Using the same configurations, refreshing the data will also occur. The refresh job will scan for any indices that are older than `"days_before"`, or a week ago, and delete them. Then, the refresh job will generate data (if the data doesn't exist for a given date) that occurs up to `"days_after"`, or a week in the future. In other words, if this refresh job is to be run once everyday, the job deletes indices older than a week and creates future data indices up to a week from now, thus refreshing data.

## Commands

```
$ python3 startup_job.py

$ python3 refresh_job.py
```

As these scripts provide the entry point for executing the aforementioned tasks, the script provides several (optional) arguments for running both scripts:

- `-h, --help`: Shows the help message and exits program
- `-host HOST`: The hostname (without the scheme and top-level domain); The default is the environment variable `HOST`
-  `-username USERNAME`: The username of OpenSearch role with CRUD permissions (typically the admin); The default is the environment variable `SAMPLE_DATA_USERNAME`
- `-password PASSWORD`: The password of OpenSearch role with CRUD permissions (typically the admin); The default is the environment variable `SAMPLE_DATA_PASSWORD`
- `-port PORT`: The port number in which OpenSearch will listen to; The default is 9200
- `-config_path CONFIG_PATH`: The directory where plugin configurations are to be found and used by the tool; The default is `config/`

Argument only for the startup job:
- `-scheme SCHEME`: The scheme used to construct the url; by default `"https://"` is used.

```
$ python3 startup_job.py -host playground -username admin -password admin
```

The example above executes the startup job with the host `playgound`, the username as `admin`, and the password as `admin`.

## Startup Job

This job covers the creation of indices, the ingestion of sample data into those indices, and the creation of plugin resources using those indices. There is only one method for this script:

- `startup_job()`: Given a path where plugin config files are located, an `Authentication` object (see `sample_data_authentication/README.md` for more details), an `OpenSearch Python client` object, and a URL, execute the startup tasks
    - **Arguments:**
        - `config_path` (string): The directory path in which the plugin config json files are located (currently this job script only accepts `.json` config files); by default, the script looks in the `/config` directory
        - `url` (string): The base url in which various API requests can be made to OpenSearch; this url will be utilized for the plugin creation and various other CRUD operations. By default, `url` prepends `https://` to `host`
        - `header` (`Authentication` object): The Authentication object used to create and return request headers; by default, the job uses `BasicAuthentication` authentication (essentially, just user credentials for the user role with CRUD permissions)
        - `client` (`OpenSearch Python client` object): The client needed to perform various index CRUD operations. By default certificate verification is set to `False`.

## Refresh Job

This job covers the refreshing of data, specifically the deletion of old indices (defined in the config file), the creation of new indices, and the ingestion of sample data into those indices. There is only one method for this script.

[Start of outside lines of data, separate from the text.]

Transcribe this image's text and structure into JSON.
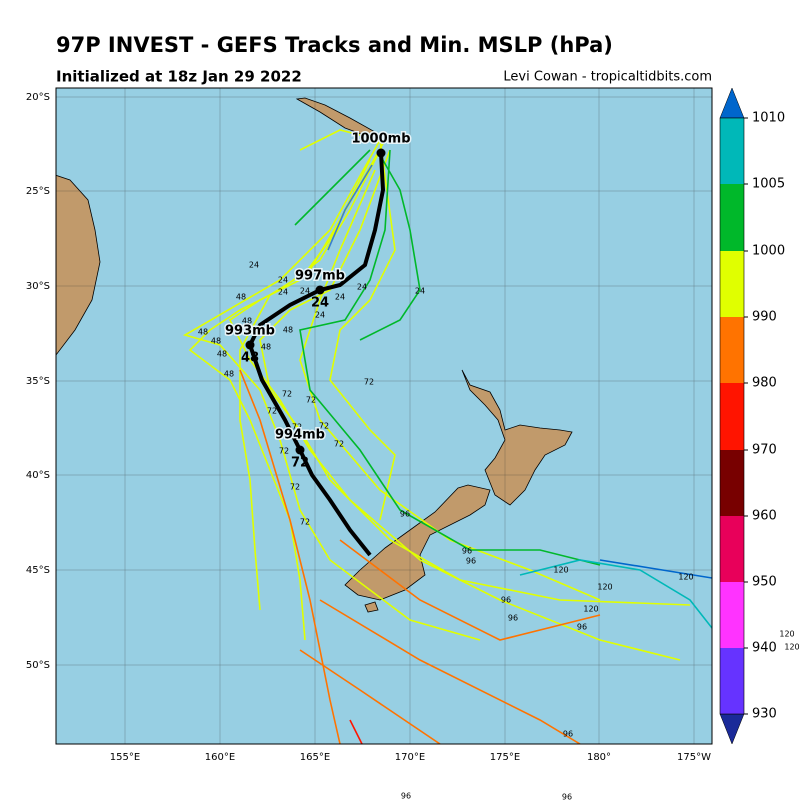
{
  "header": {
    "title": "97P INVEST - GEFS Tracks and Min. MSLP (hPa)",
    "subtitle": "Initialized at 18z Jan 29 2022",
    "credit": "Levi Cowan - tropicaltidbits.com"
  },
  "map": {
    "lat_labels": [
      "20°S",
      "25°S",
      "30°S",
      "35°S",
      "40°S",
      "45°S",
      "50°S"
    ],
    "lon_labels": [
      "155°E",
      "160°E",
      "165°E",
      "170°E",
      "175°E",
      "180°",
      "175°W"
    ],
    "mean_track": [
      {
        "pressure": "1000mb"
      },
      {
        "pressure": "997mb",
        "hour": "24"
      },
      {
        "pressure": "993mb",
        "hour": "48"
      },
      {
        "pressure": "994mb",
        "hour": "72"
      }
    ],
    "hour_labels": [
      "24",
      "24",
      "24",
      "24",
      "24",
      "24",
      "24",
      "24",
      "48",
      "48",
      "48",
      "48",
      "48",
      "48",
      "48",
      "48",
      "72",
      "72",
      "72",
      "72",
      "72",
      "72",
      "72",
      "72",
      "72",
      "72",
      "96",
      "96",
      "96",
      "96",
      "96",
      "120",
      "120",
      "120",
      "120",
      "96",
      "96",
      "120",
      "120"
    ]
  },
  "colorbar": {
    "ticks": [
      930,
      940,
      950,
      960,
      970,
      980,
      990,
      1000,
      1005,
      1010
    ]
  }
}
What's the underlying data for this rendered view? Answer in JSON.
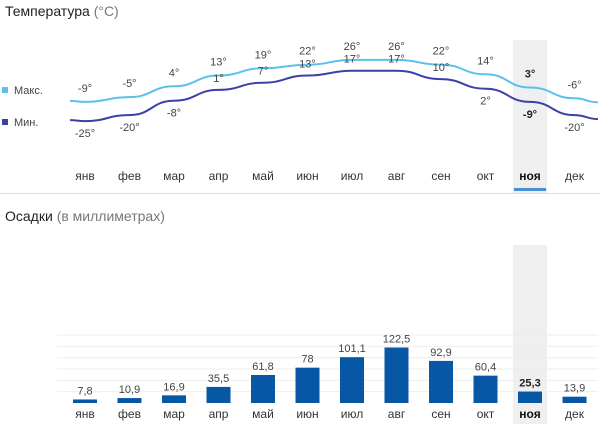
{
  "temperature_panel": {
    "title": "Температура",
    "unit": "(°C)",
    "legend": {
      "max_label": "Макс.",
      "min_label": "Мин."
    }
  },
  "precipitation_panel": {
    "title": "Осадки",
    "unit": "(в миллиметрах)"
  },
  "selected_month_index": 10,
  "colors": {
    "max": "#5bc0eb",
    "min": "#3f3fa8",
    "bar": "#0757a5",
    "highlight": "#efefef",
    "selected_underline": "#4a8fd4"
  },
  "chart_data": [
    {
      "type": "line",
      "title": "Температура (°C)",
      "categories": [
        "янв",
        "фев",
        "мар",
        "апр",
        "май",
        "июн",
        "июл",
        "авг",
        "сен",
        "окт",
        "ноя",
        "дек"
      ],
      "series": [
        {
          "name": "Макс.",
          "values": [
            -9,
            -5,
            4,
            13,
            19,
            22,
            26,
            26,
            22,
            14,
            3,
            -6
          ],
          "labels": [
            "-9°",
            "-5°",
            "4°",
            "13°",
            "19°",
            "22°",
            "26°",
            "26°",
            "22°",
            "14°",
            "3°",
            "-6°"
          ]
        },
        {
          "name": "Мин.",
          "values": [
            -25,
            -20,
            -8,
            1,
            7,
            13,
            17,
            17,
            10,
            2,
            -9,
            -20
          ],
          "labels": [
            "-25°",
            "-20°",
            "-8°",
            "1°",
            "7°",
            "13°",
            "17°",
            "17°",
            "10°",
            "2°",
            "-9°",
            "-20°"
          ]
        }
      ]
    },
    {
      "type": "bar",
      "title": "Осадки (в миллиметрах)",
      "categories": [
        "янв",
        "фев",
        "мар",
        "апр",
        "май",
        "июн",
        "июл",
        "авг",
        "сен",
        "окт",
        "ноя",
        "дек"
      ],
      "values": [
        7.8,
        10.9,
        16.9,
        35.5,
        61.8,
        78,
        101.1,
        122.5,
        92.9,
        60.4,
        25.3,
        13.9
      ],
      "labels": [
        "7,8",
        "10,9",
        "16,9",
        "35,5",
        "61,8",
        "78",
        "101,1",
        "122,5",
        "92,9",
        "60,4",
        "25,3",
        "13,9"
      ],
      "grid": true
    }
  ]
}
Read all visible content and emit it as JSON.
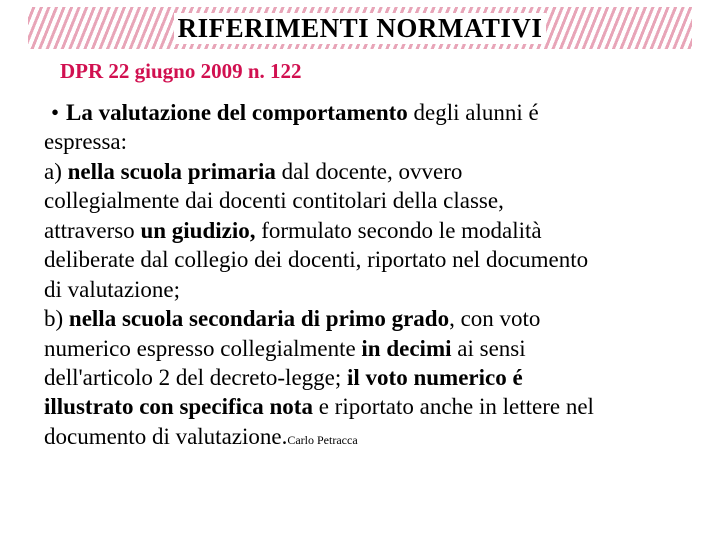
{
  "title": "RIFERIMENTI NORMATIVI",
  "subtitle": "DPR  22 giugno 2009 n. 122",
  "content": {
    "bullet": "•",
    "line1_bold": "La valutazione del comportamento",
    "line1_plain": " degli alunni é",
    "line2": "espressa:",
    "line3a": "a) ",
    "line3_bold": "nella scuola primaria",
    "line3b": " dal docente, ovvero",
    "line4": "collegialmente dai docenti contitolari della classe,",
    "line5a": "attraverso ",
    "line5_bold": "un giudizio,",
    "line5b": " formulato secondo le modalità",
    "line6": "deliberate dal collegio dei docenti, riportato nel documento",
    "line7": "di valutazione;",
    "line8a": "b) ",
    "line8_bold": "nella scuola secondaria di primo grado",
    "line8b": ", con voto",
    "line9a": "numerico espresso  collegialmente ",
    "line9_bold": "in decimi",
    "line9b": " ai sensi",
    "line10a": "dell'articolo 2 del decreto-legge; ",
    "line10_bold": "il voto numerico é",
    "line11_bold": "illustrato con specifica nota",
    "line11b": " e riportato anche in lettere nel",
    "line12": "documento di valutazione."
  },
  "footer": "Carlo  Petracca",
  "colors": {
    "subtitle_color": "#d11050",
    "text_color": "#000000",
    "pattern_color": "#e8a5b8",
    "background": "#ffffff"
  },
  "typography": {
    "title_fontsize": 27,
    "subtitle_fontsize": 21,
    "body_fontsize": 23,
    "footer_fontsize": 12,
    "font_family": "Times New Roman"
  }
}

- `refresh_job()`: Given a path where plugin config files are located and an `OpenSearch Python client` object, execute the refresh tasks
    - **Arguments:**
        - `config_path` (string): The directory path in which the plugin config json files are located (currently this job script only accepts `.json` config files); by default, the script looks in the `/config` directory
        - `client` (`OpenSearch Python client` object): The client needed to perform various index CRUD operations. By default certificate verification is set to `False`.